Thinking About Your Breakup Too Much Delays Your Moving On Process, Says Study

Thinking About Your Breakup Too Much Delays Your Moving On Process, Says Study

If I give you a jar with five marshmallows in it and you fill it with 50 Eclairs, will it still be called a jar of marshmallows or will you call it a jar of Eclairs? Similarly, when we separate ourselves from our ex-boyfriend following the breakup but fill up our minds with the many thoughts of him, we are still very much keeping him within us.

You wake up, missing his good morning text and dreading another day where even breathing hurts (saying for dramatic effect!). There’s one goal you must keep your eyes on and that’s to keep yourself immersed with activity, leaving you so time-poor, you have no chance to think about him. But then, you feel like listening to music while working and you subconsciously select songs that can put a happy rabbit into melancholy. Your mind once again fills with thoughts of your ex-boyfriend, this time more volatile: Why did we break up? Why was he such an asshole to me? Could I have said something different to make things work? Thank God for advertisements in your free Spotify subscription that disrupt your intoxicating chain of thoughts.

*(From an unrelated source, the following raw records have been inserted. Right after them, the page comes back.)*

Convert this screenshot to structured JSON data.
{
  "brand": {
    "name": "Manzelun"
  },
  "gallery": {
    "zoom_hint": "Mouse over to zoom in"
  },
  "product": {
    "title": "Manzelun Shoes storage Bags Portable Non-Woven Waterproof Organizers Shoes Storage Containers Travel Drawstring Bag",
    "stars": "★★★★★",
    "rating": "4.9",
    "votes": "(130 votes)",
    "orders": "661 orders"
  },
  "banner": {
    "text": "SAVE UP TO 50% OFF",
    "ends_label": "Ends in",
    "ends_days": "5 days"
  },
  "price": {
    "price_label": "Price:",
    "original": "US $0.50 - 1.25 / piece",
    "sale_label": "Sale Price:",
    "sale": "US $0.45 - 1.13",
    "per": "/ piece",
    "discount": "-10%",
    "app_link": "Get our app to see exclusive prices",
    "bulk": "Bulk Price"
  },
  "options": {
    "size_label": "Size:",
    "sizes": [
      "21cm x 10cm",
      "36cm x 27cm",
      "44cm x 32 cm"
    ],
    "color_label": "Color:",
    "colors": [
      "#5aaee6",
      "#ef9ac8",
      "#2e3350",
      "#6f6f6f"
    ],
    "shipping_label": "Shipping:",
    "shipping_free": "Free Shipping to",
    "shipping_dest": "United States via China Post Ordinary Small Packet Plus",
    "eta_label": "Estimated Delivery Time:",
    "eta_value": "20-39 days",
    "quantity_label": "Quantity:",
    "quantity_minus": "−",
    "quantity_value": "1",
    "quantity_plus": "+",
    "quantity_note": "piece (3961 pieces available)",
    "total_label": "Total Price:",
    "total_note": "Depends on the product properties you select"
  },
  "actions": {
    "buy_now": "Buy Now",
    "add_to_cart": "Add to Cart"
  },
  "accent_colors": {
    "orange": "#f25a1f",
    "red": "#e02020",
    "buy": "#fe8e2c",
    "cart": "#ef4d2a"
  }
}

What do you do at night when the work’s done, the world is asleep and you have your thoughts for company? You spend your time ruminating over a breakup that is done, dusted, and your ex is probably already texting up other women. You wonder when will you ever get over him. This way, you won’t! Please, there’s nothing romantic about being a sour woman resenting her very much there husband for a boyfriend that’s long gone and singing to herself “In another life, I will be your girl”. Katy Perry’s fictional boyfriend was dead, yours is just an asshole. So move on.

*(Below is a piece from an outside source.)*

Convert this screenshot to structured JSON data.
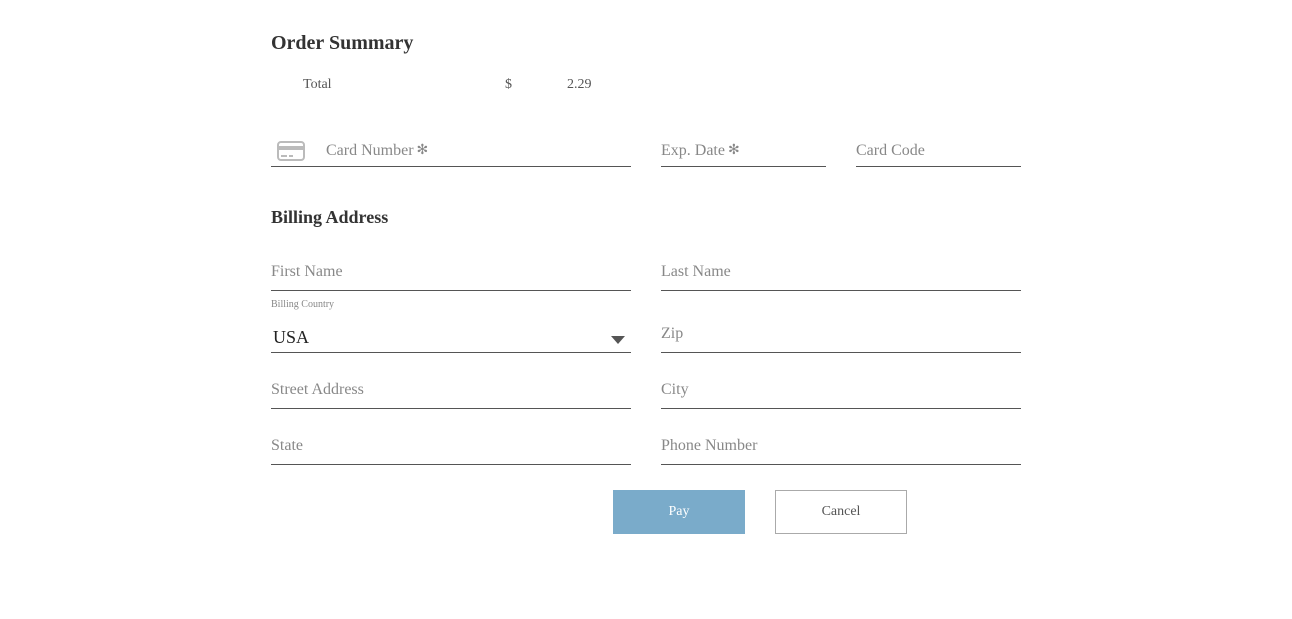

According to a recent study, people who continue to invest in thinking and speaking of their breakup extensively over a prolonged period of time find it difficult to move on. Researchers studied Redditors’ posts on Reddit’s r/BreakUps over a long period of time. Using the data they found out that the signs that showing much before the breakup itself. You start using more personal pronouns such as ‘I’ and ‘we’. Your language also shows a good amount of cognitive processing. The researchers analysed the natural language of people that were going to breakup, and also tracked how they moved on.

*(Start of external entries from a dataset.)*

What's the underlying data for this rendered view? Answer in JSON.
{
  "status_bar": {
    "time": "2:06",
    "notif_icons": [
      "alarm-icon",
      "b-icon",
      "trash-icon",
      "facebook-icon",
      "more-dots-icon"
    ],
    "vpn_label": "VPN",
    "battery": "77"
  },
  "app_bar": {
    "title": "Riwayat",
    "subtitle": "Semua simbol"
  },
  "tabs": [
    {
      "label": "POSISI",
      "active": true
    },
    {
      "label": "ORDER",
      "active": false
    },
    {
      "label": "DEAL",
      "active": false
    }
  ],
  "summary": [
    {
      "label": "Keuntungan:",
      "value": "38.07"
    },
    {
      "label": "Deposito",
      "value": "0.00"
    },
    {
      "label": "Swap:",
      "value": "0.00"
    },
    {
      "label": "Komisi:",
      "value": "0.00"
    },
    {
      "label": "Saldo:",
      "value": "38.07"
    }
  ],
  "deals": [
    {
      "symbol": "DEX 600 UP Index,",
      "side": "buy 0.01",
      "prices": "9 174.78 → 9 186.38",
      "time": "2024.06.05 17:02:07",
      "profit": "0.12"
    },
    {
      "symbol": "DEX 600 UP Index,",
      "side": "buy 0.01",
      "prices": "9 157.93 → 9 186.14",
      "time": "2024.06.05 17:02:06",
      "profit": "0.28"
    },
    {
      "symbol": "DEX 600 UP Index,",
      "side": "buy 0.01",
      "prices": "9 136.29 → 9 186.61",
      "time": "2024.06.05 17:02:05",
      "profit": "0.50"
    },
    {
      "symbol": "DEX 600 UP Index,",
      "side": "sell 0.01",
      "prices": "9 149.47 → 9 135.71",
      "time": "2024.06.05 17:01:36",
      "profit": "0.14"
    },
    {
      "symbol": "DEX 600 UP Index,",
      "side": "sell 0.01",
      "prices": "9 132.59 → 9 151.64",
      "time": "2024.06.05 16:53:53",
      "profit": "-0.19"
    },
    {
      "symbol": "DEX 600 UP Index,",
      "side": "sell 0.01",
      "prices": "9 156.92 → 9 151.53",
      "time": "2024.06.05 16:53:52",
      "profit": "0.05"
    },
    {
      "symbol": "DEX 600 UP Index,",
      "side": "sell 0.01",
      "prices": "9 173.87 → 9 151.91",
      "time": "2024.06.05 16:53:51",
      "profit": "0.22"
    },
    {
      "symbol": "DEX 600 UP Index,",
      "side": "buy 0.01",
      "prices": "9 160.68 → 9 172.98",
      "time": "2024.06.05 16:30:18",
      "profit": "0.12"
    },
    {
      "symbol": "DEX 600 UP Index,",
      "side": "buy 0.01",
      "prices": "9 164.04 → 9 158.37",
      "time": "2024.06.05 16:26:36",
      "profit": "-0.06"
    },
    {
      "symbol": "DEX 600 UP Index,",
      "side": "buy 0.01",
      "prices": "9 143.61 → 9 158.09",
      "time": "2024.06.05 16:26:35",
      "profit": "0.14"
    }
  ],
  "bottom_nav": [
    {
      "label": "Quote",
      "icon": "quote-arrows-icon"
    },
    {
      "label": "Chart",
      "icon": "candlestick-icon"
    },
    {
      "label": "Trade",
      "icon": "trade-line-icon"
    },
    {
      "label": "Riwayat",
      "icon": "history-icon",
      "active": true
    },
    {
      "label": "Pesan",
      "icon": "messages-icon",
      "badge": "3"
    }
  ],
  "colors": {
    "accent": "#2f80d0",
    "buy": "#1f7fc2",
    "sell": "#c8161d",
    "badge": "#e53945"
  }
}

Sarah Seraj, a research assistant at the University of Texas at Austin and the lead author on the study told Inverse.com, “We can track people over time and ask them to fill out surveys, but we can’t exactly follow them around in their personal life and record conversations with friends and family about their breakups.” Reddit, Seraj says offers insight into the natural way people talk, especially since anonymity offers them the freedom to be more unpretentious in their speech.

The study observed people who had at least five posts, including before and after breakups. It was observed that on average people took nine months to move on from their breakups. However, people who kept ruminating over their breakup, by posting often on it, took longer to recover. “This study is the first to track how long breakups affect emotional states by analyzing language data. On average, it took users about nine months to return to their baseline,” Inversely reports.

Brooding over breakups is such a killjoy

“People who kept talking about their breakups for longer periods were less adjusted than people who sought support initially but then moved on. This may be because they had a worse breakup to begin with, but it may also be because they were ruminating over their breakup,” Seraj explained.

While several experts and studies advice journaling and expressive writing to recover from emotionally and mentally stressful circumstances, this study’s team believes overdoing it may be detrimental to one’s psyche. It may make one relive the same stressful situation over and over again, and also delay acceptance of things. “It will be a struggle at first, but things will get better,” Seraj says. “For most people in our study, it took about six months for things to get back to normal. It’s longer than you think!”

How can we stop ruminating over a breakup?

When I watched Kabir Singh, I found it hideous on several levels: toxic masculinity, internalised misogyny, and sheer lack of emotional maturity. The way the characters rejected healing was just stupidity, not true love.

Well, I did do that for a year over a guy who got married because he could and I had nothing to say to him. For one year, I was intoxicating my life with his thoughts until one fine phase I just chose to stop. I put a full stop to all that brooding and chose to heal. I stopped bottling things and just cried it out. After that, there was no looking back. Fuck that shit, I was moving on and how.

The thing with healing is you have to want it and choose it, every single time. That means you have to refuse to let your ex occupy any real estate in your brain or your heart. It means not holding on to gifts and greetings, photos, and texts. It’s okay if you want to keep them but lock them away and don’t look back.

ALSO READ: Women Reveal What Finally Being With The Right Guy Feels Like

However, it doesn’t mean you don’t allow yourself to grieve. Mourn your breakup, be dramatic if you must, be indulgent if you must, be alone if you must – but for a while. Then you have to pick up the pieces of your broken heart and start focusing on the life ahead. You gotta stop making your social media posts look like they belong to a meme page called Sad Girl Quotes or something. Stop brooding over mistakes – yours and his.

You may want to find answers to the many questions in your head, but if you find yourself creating new questions every day, stop. No negative self-talk, no whys, and no what-ifs. Nine months is a long time to be emotionally low, don’t make it longer!